Like other local cities, the Community Garden offers residents the chance to rent one of 36 raised garden beds. Unique to the program, gardeners also receive an allotment of seeds and seedlings three times a year, along with guidance on when and how to plant their crops. The same program is available for growers who have a garden at home.

The Grow-A-Row program is a dedicated field of seven rows that grow exclusivel­y to provide produce for the NFCC food bank. Volunteers adopt the rows and, again, are provided with seeds, plants and a schedule for planting.

“We always have a waiting list,” noted Musilli. “Last time I counted we had 64 people participat­ing.”
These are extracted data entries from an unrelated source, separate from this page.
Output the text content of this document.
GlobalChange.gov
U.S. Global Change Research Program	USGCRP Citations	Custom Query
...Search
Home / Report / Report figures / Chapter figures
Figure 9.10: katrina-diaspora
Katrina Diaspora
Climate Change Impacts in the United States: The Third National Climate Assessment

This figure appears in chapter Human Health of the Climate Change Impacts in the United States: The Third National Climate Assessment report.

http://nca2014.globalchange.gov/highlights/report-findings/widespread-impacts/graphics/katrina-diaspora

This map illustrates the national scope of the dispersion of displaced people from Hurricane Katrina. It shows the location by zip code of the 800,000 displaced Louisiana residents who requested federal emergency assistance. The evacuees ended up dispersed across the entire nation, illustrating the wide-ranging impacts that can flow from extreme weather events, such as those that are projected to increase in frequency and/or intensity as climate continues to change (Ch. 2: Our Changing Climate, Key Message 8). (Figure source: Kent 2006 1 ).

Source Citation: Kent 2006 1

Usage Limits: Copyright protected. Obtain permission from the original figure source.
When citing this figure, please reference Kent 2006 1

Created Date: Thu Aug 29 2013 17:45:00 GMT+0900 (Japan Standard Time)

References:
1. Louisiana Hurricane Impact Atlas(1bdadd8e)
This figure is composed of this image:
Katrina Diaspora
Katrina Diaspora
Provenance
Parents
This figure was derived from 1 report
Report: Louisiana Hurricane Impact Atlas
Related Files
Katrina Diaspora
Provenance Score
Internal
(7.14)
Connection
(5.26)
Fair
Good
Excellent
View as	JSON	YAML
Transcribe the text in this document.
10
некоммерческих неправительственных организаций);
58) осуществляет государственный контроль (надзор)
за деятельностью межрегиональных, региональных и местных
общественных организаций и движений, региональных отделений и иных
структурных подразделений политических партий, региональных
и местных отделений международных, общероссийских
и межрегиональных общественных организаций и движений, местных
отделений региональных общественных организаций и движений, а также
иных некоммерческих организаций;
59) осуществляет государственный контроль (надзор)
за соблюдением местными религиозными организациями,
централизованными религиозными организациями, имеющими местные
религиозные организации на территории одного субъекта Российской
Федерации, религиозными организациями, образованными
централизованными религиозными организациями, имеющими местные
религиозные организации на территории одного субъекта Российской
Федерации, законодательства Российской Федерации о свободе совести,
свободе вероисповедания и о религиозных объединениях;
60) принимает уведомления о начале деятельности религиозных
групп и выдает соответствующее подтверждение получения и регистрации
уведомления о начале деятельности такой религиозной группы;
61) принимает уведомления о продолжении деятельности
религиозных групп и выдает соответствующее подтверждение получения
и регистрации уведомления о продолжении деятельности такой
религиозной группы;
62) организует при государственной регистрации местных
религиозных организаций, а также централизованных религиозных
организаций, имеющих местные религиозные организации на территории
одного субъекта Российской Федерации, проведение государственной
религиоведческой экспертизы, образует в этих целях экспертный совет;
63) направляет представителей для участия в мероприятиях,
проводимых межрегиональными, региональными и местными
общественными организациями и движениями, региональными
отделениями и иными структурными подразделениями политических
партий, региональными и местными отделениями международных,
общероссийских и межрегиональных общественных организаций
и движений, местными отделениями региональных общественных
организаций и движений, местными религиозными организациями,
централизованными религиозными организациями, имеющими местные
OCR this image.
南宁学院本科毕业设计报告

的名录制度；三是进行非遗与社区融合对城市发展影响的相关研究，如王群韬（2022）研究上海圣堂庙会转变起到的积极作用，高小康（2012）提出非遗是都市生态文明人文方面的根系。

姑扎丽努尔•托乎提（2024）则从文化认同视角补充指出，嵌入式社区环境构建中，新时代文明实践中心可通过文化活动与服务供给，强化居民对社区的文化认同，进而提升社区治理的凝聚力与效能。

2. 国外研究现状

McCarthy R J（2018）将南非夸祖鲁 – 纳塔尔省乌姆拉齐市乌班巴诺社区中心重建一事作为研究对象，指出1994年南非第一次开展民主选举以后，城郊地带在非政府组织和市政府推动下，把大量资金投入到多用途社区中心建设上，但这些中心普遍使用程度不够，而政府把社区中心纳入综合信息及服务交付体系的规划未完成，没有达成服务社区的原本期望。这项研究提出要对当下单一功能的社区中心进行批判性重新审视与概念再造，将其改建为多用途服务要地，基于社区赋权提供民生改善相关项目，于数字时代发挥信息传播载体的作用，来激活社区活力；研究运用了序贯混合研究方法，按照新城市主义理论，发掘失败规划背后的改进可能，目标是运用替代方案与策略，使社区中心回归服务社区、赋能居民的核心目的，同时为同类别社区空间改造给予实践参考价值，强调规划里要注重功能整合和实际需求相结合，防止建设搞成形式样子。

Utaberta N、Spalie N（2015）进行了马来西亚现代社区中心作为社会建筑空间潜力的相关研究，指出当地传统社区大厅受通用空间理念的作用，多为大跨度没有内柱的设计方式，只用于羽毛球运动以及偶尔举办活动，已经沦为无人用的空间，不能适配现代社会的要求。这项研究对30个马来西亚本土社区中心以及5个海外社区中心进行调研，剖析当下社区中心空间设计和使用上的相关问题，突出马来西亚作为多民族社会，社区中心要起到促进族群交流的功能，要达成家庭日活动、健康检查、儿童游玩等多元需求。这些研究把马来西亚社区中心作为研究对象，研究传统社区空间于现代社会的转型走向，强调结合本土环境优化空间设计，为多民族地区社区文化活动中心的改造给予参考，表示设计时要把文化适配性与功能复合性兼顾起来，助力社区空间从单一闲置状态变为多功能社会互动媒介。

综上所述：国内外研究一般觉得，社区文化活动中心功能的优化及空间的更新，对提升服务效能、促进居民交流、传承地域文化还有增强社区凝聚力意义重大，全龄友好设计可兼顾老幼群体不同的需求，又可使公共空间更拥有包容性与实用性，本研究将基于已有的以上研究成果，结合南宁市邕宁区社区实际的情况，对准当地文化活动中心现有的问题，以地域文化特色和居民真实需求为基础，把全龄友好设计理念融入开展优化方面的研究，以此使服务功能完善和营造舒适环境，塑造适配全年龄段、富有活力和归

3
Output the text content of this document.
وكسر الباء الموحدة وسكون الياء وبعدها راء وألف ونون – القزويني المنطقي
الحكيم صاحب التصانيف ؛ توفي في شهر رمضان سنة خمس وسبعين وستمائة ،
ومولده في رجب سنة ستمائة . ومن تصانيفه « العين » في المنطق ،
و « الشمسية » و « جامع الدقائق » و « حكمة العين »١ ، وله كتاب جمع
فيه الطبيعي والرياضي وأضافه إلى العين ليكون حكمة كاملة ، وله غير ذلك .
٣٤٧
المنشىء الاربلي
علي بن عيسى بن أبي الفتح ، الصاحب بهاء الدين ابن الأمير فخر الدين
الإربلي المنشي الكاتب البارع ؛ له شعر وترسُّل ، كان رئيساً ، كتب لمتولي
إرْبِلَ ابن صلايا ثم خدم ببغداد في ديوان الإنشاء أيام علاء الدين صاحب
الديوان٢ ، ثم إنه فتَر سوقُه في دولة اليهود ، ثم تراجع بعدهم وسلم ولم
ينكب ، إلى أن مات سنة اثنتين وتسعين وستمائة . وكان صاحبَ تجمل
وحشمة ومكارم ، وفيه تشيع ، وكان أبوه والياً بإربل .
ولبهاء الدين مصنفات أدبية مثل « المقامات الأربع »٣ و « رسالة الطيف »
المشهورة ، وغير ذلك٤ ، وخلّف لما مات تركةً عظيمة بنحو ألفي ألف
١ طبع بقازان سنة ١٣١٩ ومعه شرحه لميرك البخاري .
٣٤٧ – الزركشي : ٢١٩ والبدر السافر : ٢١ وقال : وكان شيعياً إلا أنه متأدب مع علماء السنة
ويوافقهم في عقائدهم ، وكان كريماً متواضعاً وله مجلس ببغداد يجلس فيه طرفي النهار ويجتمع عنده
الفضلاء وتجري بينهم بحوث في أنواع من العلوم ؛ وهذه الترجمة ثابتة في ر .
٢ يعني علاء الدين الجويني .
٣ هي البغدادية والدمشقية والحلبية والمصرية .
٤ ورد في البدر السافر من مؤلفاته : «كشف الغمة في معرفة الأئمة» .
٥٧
On Fridays volunteers conduct a community harvest. People sign up to help pick the produce so the food can be delivered by 10:30 a.m. to the food bank.

“We have something for everyone here,” the Community Services Manager said. “We’ll have toddlers here planting garlic and then we have senior citizens putting labels on seed packets.”

The entire program, which falls under the Alpharetta Recreation, Parks & Cultural Services Department is funded almost entirely by the city, although donations of soil, seeds and money are always welcome.

The overarchin­g message from Musilli is this, “We would not be able to do this without the community. The community has been behind this effort from the very beginning. In 2022 we had 3,742 hours that were donated by 746 volunteers.”